Super-Green City of the Future

5 Posts
Feb 2, 2008 11:57 pm
Super-Green City of the Future

Every day, a few hundred thousand vehicles cross the San Francisco-Oakland Bay Bridge, their drivers barely aware of the small, rectangular land mass lying just to the north.
From where I am standing, on rocky Yerba Buena Island, I can both hear the traffic thundering overhead and look across a narrow isthmus to the long-forgotten patch of real estate in the middle of the bay: Treasure Island. Home to an abandoned Navy base and a small population of low- to middle-income residents, the 400-acre property hardly lives up to its prosperous name. Defunct military buildings, rusty oil tanks and electrical transformers litter the landscape. Crumbling asphalt caps chemical dumps.

Treasure Island is an unlikely place to look for the city of the future, but that's what I'm here to find. My guide is Jean Rogers, an environmental engineer with the global design and consulting firm Arup. Surrounded by a panorama of postcard views—San Francisco, Golden Gate, Berkeley Hills—and buffeted by winds that whip in from the Pacific, Rogers seems somewhat unlikely, too: Petite, stylish, with an impressive string of degrees and a down-to-business manner, she speaks with easygoing "likes" and "you knows" sprinkled among phrases such as "tertiary water treatment" and "optimal solar exposure." Rogers jabs at the ground with the heel of her shoe, reminding me what an engineering feat we stand on: Completely man-made, Treasure Island consists of 20 million cubic yards of sea bottom that has been dredged up, dumped into walls made of 287,000 tons of quarried rock and topped with 50,000 cubic yards of loam.
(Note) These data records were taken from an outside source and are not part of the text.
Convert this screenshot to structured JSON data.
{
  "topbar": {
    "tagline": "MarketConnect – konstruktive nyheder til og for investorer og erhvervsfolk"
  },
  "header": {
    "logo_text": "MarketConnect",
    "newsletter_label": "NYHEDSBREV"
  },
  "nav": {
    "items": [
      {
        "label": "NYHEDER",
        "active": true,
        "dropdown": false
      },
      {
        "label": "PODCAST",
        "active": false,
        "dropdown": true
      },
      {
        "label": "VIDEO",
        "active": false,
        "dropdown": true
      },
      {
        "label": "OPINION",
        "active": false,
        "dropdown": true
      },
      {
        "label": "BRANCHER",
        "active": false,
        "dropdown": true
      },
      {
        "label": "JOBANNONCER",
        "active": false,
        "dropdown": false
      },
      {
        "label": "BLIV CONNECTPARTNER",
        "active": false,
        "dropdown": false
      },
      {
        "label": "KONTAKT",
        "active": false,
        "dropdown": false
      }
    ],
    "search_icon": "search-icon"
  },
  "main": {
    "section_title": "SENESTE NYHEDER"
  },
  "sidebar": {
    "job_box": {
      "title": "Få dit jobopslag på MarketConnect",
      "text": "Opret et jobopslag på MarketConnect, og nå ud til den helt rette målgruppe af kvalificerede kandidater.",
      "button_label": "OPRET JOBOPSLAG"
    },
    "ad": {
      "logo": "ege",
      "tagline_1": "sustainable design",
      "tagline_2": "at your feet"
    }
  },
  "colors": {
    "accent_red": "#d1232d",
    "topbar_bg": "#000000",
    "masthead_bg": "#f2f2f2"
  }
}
Built for the Golden Gate International Exposition in 1939, Treasure Island was claimed as a Naval base during World War II. When the base was finally decommissioned 11 years ago, San Francisco began studying how to redevelop it. From nearly 300 meetings among city officials, engineers, architects and the public emerged a plan for the most ambitious new community in the United States—a 13,500-person "urban oasis" that will rise from the soil of reclaimed Superfund sites, combining cutting-edge technology with restored natural systems to leave a light footprint on the Earth. After ground is broken in 2009, Treas­ure Island will become a testbed for the newest ideas in energy efficiency, water conservation, waste management and low-impact living. Says Rogers, with idealism undaunted by the task ahead: "We want it to be the most ecological city in the world."
 
Kind Regards

Grant Rowe

www.worldofrenewables.com
www.renewableenergyjobs.net
 
Feb 3, 2008 04:50 pm
Re: Super-Green City of the Future

I have all but been flat out accused of not being "forward thinking" when it comes to renewable energies. If that means that I cannot be easily spun into a sugary dream of cotton candy renewable energies technologies, then I am guilty.
I suppose its the lack of practicality of the cost of retrofitting in some cases, more so than the technology itself.
400 acres you say? Has to be detoxed and clean too? (Were would the toxins be relocated to?) Then the rebuild can start? I would imagine being a self reliant island it would need quite a bit of that 400 acres for such things as; water distillation, sewage treatment, electricity production, hydrogen gas production or methane from sewage, growing fresh produce, and unless colonized by vegans, livestock pasture, then of course a place to store these things, and least but not last housing for the Homo sapiens.

Don't get me wrong I like the idea of it! Look at how long the Amish have withstood the test of time! It would seem that these type of endeavors usually start with a dream by one or more people. What happens if the dream becomes corrupted? Wait, thats not a fair question. How about I ask it another way? Does that land have any spirits? Have you asked those spirits for direction in this endeavor? Or being manmade, is it completely void of any living natural spirits?

I hope these questions do not deter you from your dreams. I would like to see such an island stand up to the tests of time and set an example (God willing) for the rest of the world. A positive note: you have over 7,000 years of human history to draw data from. I would like to close with a quote from Albert Einstein,
"Every one who is seriously involved in the pursuit of science becomes convinced that a spirit is manifest in the laws of the Universe-a spirit vastly superior to that of man, and one in the face of which we with our modest powers must feel humble."
 
76 Posts
Feb 7, 2008 12:27 pm
Re: Super-Green City of the Future

It seems like for anything larger than a few families, you need to start with 1000 acres.  1000 Acres can be had really cheap in various parts of the country.  This seems like too steep a startup project, but good fortune!